Statistics on mental illness
In India, student suicides > farmer suicides.
Read that again.
The children we’re educating are dying faster than the farmers we’ve failed.
Last week, the Supreme Court issued nine binding directions to all 60,383 higher education institutions across India.
This came after three separate benches took notice of what they called a “disturbing pattern” of student deaths.
Over 13,000 student suicides every year. For people aged 15 to 29, suicide is either the highest or second-highest cause of death. Not accidents. Not illness. Suicide.

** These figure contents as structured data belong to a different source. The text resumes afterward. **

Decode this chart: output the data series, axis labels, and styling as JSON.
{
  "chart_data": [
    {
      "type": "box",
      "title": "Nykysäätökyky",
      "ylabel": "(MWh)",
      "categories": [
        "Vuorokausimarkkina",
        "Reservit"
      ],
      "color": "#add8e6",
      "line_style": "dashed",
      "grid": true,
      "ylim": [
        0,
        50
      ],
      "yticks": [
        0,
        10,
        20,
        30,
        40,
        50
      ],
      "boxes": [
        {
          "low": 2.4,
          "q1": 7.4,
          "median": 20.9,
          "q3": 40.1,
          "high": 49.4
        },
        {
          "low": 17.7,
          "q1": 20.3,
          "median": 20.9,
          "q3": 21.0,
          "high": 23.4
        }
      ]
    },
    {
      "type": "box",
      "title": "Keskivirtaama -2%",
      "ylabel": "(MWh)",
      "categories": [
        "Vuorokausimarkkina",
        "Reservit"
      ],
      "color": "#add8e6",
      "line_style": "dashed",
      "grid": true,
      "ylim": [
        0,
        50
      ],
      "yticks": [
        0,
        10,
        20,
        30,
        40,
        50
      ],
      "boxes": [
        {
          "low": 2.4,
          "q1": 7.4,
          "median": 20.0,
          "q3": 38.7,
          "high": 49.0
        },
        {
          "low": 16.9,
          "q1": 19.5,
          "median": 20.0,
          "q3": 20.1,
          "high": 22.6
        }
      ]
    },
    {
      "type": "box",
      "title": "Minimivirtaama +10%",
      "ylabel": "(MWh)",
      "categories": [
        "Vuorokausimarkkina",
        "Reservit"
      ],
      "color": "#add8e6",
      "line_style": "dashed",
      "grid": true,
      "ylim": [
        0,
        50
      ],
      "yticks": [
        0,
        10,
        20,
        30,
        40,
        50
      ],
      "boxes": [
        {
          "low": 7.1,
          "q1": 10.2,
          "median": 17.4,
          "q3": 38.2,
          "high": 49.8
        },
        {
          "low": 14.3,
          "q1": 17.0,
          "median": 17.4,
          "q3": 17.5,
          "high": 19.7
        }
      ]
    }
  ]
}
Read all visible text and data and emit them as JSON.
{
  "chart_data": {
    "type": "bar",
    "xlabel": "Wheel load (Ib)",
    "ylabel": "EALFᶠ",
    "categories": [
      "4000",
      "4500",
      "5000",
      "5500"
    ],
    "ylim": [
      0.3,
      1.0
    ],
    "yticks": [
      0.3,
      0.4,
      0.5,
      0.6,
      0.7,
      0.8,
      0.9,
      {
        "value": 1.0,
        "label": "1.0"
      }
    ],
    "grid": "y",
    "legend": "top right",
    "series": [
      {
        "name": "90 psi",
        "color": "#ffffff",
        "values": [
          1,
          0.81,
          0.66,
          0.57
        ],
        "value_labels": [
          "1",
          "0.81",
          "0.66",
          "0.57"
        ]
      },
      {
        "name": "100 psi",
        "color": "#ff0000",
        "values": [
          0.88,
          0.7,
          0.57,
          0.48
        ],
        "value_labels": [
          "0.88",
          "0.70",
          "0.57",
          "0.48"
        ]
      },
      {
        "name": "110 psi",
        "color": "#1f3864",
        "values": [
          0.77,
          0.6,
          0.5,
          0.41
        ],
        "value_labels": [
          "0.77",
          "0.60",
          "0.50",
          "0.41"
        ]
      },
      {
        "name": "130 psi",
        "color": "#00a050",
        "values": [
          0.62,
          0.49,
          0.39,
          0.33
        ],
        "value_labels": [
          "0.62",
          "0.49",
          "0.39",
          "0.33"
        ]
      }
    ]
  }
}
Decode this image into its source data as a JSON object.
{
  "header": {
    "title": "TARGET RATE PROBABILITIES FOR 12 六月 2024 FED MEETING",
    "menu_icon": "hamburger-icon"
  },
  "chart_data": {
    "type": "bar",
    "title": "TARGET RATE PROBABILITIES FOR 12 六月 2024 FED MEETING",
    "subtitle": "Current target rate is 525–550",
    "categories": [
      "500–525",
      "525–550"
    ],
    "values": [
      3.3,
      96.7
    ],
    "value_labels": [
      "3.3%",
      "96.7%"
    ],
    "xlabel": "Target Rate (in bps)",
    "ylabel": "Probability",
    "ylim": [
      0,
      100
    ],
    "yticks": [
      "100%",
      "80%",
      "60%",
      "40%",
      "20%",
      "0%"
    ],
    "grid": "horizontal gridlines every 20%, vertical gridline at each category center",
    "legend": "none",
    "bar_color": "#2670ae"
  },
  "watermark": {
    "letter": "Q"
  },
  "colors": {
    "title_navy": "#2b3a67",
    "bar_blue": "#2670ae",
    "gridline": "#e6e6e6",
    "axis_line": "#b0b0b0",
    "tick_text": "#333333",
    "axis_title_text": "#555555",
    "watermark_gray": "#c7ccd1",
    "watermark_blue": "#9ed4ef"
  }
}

The Court didn’t just acknowledge the crisis. It broke down what’s actually killing students: Academic pressure isn’t vague anymore.
The Court identified rigid attendance policies, badly planned curriculum, faculty shortages, and overreliance on inexperienced guest faculty as direct contributors to student distress.
Financial stress is crushing students. Scholarship payments are delayed for months (which in turn adds pressure on patients to manage their finances).
Fees are being hiked aggressively. Last year, Jamia Millia Islamia and Aligarh Muslim University (AMU) saw mass protests. Delhi University hiked fees by 17% in six months.
Here’s the part that should embarrass every institution: 28% of teaching positions across India’s central universities, IITs, NITs, IIMs, and IISERs are vacant.
Over half of those are professor-level roles. IIT Madras has 429 of 1100 positions empty. IIT Kharagpur? 822 of 1600.
Six public universities in Karnataka functioned without Vice Chancellors for over a year until late 2025.
Students are being crushed by a system running on empty.
The Court gave institutions four months to clear scholarship backlogs and fill critical vacancies. It also called out colleges for “individualizing” student suicides instead of taking institutional responsibility.
In 2017, S. Anitha scored 1176 out of 1200 in her state board exams. She fought NEET in the Supreme Court.
When the Court upheld the exam, her lawyer reportedly said “any further appeal can only be done to God.” A month later, 17-year-old Anitha died by suicide
The Court later acknowledged that life has become “a series of tests” for students and that competitive exams subject them to “relentless psychological pressure.”
Will institutions actually comply, or will this become another set of ignored guidelines?
Are we building an education system or a pressure cooker with a 13,000-student annual casualty rate?